Victor Ballard had been destined for success. He was the golden boy in school, excelling at sports and maintaining a good GPA. He was a Stage Two superhuman until the car accident. When he crawled from the wreckage of his Honda, he had attained Stage Three. He got control over electricity and magnetism. He was also instantly sober, thanks to the shift in his metabolism purging the alcohol from his bloodstream.

The sobriety helped. As he stood there on the road, watching the wreckage burn, he realized: I have real power now. He could afford a better car. A car he deserved.

He had married Helen out of college.
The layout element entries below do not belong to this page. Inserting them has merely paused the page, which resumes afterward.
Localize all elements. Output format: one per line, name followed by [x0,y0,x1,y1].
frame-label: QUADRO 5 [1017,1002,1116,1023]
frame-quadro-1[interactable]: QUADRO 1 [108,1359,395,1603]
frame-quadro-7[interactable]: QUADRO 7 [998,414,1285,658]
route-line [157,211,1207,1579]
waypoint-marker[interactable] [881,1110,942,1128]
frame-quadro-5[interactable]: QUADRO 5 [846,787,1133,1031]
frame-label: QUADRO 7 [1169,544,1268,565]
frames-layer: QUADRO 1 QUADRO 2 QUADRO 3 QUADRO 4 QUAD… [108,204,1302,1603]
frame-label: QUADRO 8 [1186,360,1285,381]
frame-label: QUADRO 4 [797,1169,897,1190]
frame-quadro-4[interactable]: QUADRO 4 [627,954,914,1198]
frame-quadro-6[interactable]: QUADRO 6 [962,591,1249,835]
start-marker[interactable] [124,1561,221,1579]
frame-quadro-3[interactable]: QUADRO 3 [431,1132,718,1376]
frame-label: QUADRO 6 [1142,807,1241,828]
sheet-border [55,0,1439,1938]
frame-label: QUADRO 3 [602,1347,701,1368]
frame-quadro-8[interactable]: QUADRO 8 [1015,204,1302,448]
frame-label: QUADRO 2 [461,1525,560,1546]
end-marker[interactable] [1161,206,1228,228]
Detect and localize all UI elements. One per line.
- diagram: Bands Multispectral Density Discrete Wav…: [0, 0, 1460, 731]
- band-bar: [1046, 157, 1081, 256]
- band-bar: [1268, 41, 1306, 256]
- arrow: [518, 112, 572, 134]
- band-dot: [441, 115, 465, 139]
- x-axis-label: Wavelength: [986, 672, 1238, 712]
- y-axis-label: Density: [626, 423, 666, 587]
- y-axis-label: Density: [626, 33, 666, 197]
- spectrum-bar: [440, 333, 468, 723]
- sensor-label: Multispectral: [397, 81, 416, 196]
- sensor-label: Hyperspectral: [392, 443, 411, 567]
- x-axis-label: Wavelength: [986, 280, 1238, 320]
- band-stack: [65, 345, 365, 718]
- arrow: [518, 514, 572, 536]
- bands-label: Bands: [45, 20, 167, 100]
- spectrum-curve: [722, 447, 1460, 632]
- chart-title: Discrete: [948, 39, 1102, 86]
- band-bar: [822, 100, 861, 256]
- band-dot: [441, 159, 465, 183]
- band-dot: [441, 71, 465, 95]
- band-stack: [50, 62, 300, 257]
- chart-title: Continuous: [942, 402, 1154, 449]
At 35, she had started to show her age, while Victor was still the fresh-faced frat boy she first remembered. Why can’t I find a woman who doesn’t grow old, he asked himself. His eyes wandered, but never his hands. He was proud of that. Every time he’d tell Helen about a beautiful girl he’d seen, he’d kiss her and say “but I love you, and you’re here”.

Victor doesn’t really understand why Helen left him to take up with an investment banker. Her family was old money, while Victor made it on his accomplishments. He’s better than those guys. Stronger, smarter, better looking. Right?

The banker drives a nice car. He pulls up in front of Helen’s house - his old house, Victor tells himself - and honks twice. Helen comes running out. She dresses better for him than she ever did for Victor. What did he do to deserve that much effort, Victor demands of the ghost of Helen that still haunts him. Why didn’t you show me that much attention? And in his imagination, Helen’s ghost apologizes and tries to make amends, and Victor magnanimously forgives her. And then he gets angry, because the real Helen just keeps dating this rich jerk instead of coming back to him and begging forgiveness like the ghost in his mind has done. And Victor’s watching them drive off, because he can’t let this go.

One day he’s following them in his convertible. They’re driving along the winding seaside highway. And Victor does it. The banker’s car skids, goes over the edge. There’s plenty of metal in the body, enough that Victor could push it. A few seconds later, he’s remembering what just happened, and he asks himself what did I just do? Suddenly he’s lost sight of the chain of reasoning that led him to do it. Suddenly he realizes the woman he loved was in the car he just sent over a cliff. Suddenly the ghost of Helen is all he has.

There was a private detective following him, he learns during the trial. Helen was going to take out a restraining order against him. She’d found out he was following her around somehow and wanted proof. The detective’s got photographic evidence. The prosecutor can prove Victor has enough power to push a car over the edge. The tire tracks are all wrong - the car didn’t turn, it’s clear that some outside force was at work. The forensics experts have charts and graphs. Victor can only sit there in stunned silence. It wasn’t supposed to be this way.

Two counts of voluntary manslaughter. Victor hears a lot of Latin that day. He says a lot of things in court, most of which he doesn’t remember later. I’m going to be in the papers, he realizes. Then he remembers that he used power to do this. They’re going to make a comic book villain out of me.

This wasn’t supposed to happen. This isn’t what he deserves.